Off-the-page as he completed 41 passes on 53 attempts for 497 yards and 4 TDs against a single INT.
"In games like these, you always hear how many points the offenses are going to score, but the defenses practice too," Texas Tech head coach Mike Leach said. "So the first half was a credit to both defenses. And I'm very proud of the way our defense played -- all four quarters."
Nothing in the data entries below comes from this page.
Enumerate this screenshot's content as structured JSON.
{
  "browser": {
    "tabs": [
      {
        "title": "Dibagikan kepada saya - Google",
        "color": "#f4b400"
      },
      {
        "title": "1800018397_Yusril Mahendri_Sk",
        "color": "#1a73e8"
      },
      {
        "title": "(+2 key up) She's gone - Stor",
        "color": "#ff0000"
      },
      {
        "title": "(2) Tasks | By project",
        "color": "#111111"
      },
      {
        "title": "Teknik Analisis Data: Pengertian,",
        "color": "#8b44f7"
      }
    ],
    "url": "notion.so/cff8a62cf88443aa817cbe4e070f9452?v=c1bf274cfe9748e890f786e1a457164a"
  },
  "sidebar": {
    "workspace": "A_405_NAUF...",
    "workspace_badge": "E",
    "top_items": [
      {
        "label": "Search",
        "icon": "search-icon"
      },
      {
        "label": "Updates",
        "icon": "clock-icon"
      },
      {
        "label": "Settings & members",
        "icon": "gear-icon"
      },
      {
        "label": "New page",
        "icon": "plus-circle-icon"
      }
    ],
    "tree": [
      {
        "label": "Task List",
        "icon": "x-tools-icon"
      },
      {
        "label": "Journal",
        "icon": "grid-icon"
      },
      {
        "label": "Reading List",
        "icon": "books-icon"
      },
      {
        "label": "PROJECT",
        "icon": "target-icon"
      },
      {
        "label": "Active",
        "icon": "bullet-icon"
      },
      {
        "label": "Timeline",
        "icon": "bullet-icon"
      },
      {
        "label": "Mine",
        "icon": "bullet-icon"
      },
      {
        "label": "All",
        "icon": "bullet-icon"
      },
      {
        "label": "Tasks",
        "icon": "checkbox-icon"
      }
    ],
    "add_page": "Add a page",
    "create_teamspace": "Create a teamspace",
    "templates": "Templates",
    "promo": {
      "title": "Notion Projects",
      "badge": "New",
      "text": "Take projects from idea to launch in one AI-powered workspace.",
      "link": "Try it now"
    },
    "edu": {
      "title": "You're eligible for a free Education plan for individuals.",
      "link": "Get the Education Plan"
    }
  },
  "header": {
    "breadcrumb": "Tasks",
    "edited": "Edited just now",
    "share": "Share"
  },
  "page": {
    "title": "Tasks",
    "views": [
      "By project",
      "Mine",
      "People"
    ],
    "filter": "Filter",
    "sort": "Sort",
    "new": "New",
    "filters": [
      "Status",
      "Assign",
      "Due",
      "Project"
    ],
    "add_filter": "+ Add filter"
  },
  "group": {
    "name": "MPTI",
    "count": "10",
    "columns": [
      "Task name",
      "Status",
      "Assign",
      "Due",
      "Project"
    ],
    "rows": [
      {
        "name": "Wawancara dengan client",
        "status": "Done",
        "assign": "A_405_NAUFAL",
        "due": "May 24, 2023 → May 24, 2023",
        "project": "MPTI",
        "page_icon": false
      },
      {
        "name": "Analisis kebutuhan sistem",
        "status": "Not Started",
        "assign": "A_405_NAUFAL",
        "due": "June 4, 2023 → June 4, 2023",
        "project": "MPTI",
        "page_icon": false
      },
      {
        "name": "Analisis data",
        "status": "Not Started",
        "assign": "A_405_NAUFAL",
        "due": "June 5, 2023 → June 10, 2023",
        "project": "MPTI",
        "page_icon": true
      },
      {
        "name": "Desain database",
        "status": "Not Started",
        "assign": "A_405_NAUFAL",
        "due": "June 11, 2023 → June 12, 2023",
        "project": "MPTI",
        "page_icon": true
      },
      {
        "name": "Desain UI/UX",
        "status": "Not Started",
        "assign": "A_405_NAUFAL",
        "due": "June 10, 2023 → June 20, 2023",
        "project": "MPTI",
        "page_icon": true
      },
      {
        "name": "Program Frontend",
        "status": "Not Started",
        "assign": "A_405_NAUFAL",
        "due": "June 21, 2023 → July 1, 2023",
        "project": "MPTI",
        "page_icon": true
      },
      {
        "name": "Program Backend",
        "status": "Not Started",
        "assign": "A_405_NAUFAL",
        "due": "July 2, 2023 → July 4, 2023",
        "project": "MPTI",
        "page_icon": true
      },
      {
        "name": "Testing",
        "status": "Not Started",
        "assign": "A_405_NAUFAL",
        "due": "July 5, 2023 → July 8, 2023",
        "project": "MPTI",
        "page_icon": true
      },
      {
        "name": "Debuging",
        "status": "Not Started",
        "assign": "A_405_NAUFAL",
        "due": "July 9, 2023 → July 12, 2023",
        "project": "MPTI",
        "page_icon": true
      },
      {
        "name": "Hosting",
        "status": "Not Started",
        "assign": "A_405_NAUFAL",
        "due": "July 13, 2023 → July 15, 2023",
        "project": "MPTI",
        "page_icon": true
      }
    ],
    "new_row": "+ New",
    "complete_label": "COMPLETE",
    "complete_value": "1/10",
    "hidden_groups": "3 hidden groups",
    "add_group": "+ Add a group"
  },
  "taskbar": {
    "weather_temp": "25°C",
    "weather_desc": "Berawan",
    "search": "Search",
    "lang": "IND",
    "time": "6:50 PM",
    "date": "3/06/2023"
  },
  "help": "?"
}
It wasn't until the 10:48 mark of the 2nd QTR before anybody got on the board. Symons led the offense on a 5-play drive (covering 48 yards) connecting with Mickey Peters for a 4-yard TD toss. And while the O managed just one more score (Symons 17-yard TD pass to Nehemiah Glover) in the first stanza, the Midshipmen shot blanks as Lyle Setencich's Defense played inspired ball. They were opportunistic in a couple of key situations, none bigger than Keyunta Dawson's fumble return when Navy was poised to tie the game 7-7 sittin' 2nd and Goal on the Red Raider 1.
"That was huge," Leach said, "It kept them out of the end zone and was a big momentum lift for us."
Texas Tech's second touchdown came on an 10-play drive that started on their own 20 with just 4 minutes, 24 seconds remaining in the half. They chewed all but four seconds of that stretching their lead to 14.
Navy finally got going in the second half behind the impressive play of QB Craig Candeto and the big, bruising running of Mike Echols. Behind their option-styled attack, they covered 79 yards in 11 plays to get within 7 after crossing the goal line on a 4th-and-Goal conversion from the Red Raider 2.
But Tech quickly marched 68 yards down the field in 9 plays with Taurean Henderson scampering four yards to reach pay dirt putting them up 21-7.
The Red Raider D then held the Midshipmen to four plays, including a fake-punt on 4th down, giving their 6-1, 215-pound gunslinger (playing in front of friends and family in his hometown of Houston) another opportunity to move the offense. Symons moved them into Keith Toogood field goal range. Toogood, who missed a 22-yard FG early in the first half, chipped his second FG attempt (21 yards) just inside the right upright staking the Scarlet and Black to a 24-7 lead with a little over a quarter remaining in the game.
Navy immediately responded with a TD drive to put the game at 24-14, but failed to score again as Adell Duckett and Gang were simply too stout.
Tech was not finished, though, as they immediately answered with a 7-play TD drive (covering 88 yards) when Symons hooked up with Jarret Hicks putting the contest out of reach 31-14. They would then add another TD (Symons to Peters again) to close out the scoring 38-14.
Most expected Navy to hold a considerable edge in time of possession, but they held onto the ball for 30:29 to Tech's 29:31. Again, what a heckuva performance by the Red Raider Defense. While Duckett and Chad Johnson seemingly were all over the field, credit must go to all members of the D when you consider Navy's potent option attack.
Other Notes: Tech's back-to-back bowl wins was the first time in school history. And the four consecutive bowl appearances may also be a school record.
Wes Welker tied an NCAA record with at least one pass reception in 47 straight games.
Also, Leach's O had 5 receivers with 75 catches or more. No other program in D-1 history has ever had more than three with 60 grabs or more.
Symons earlier admitted he had been playing with a torn ACL for two months. Kid's a warrior. The Texas Tech coaches said they'll miss him tremendously for his leadership on- and off-the-field and expect to see him playing on Sundays.
Finally, Tech wraps up their 2003 season on a good note and with plenty of momentum heading into next year. 2004 should be another exciting season, but the focus now shifts to recruiting.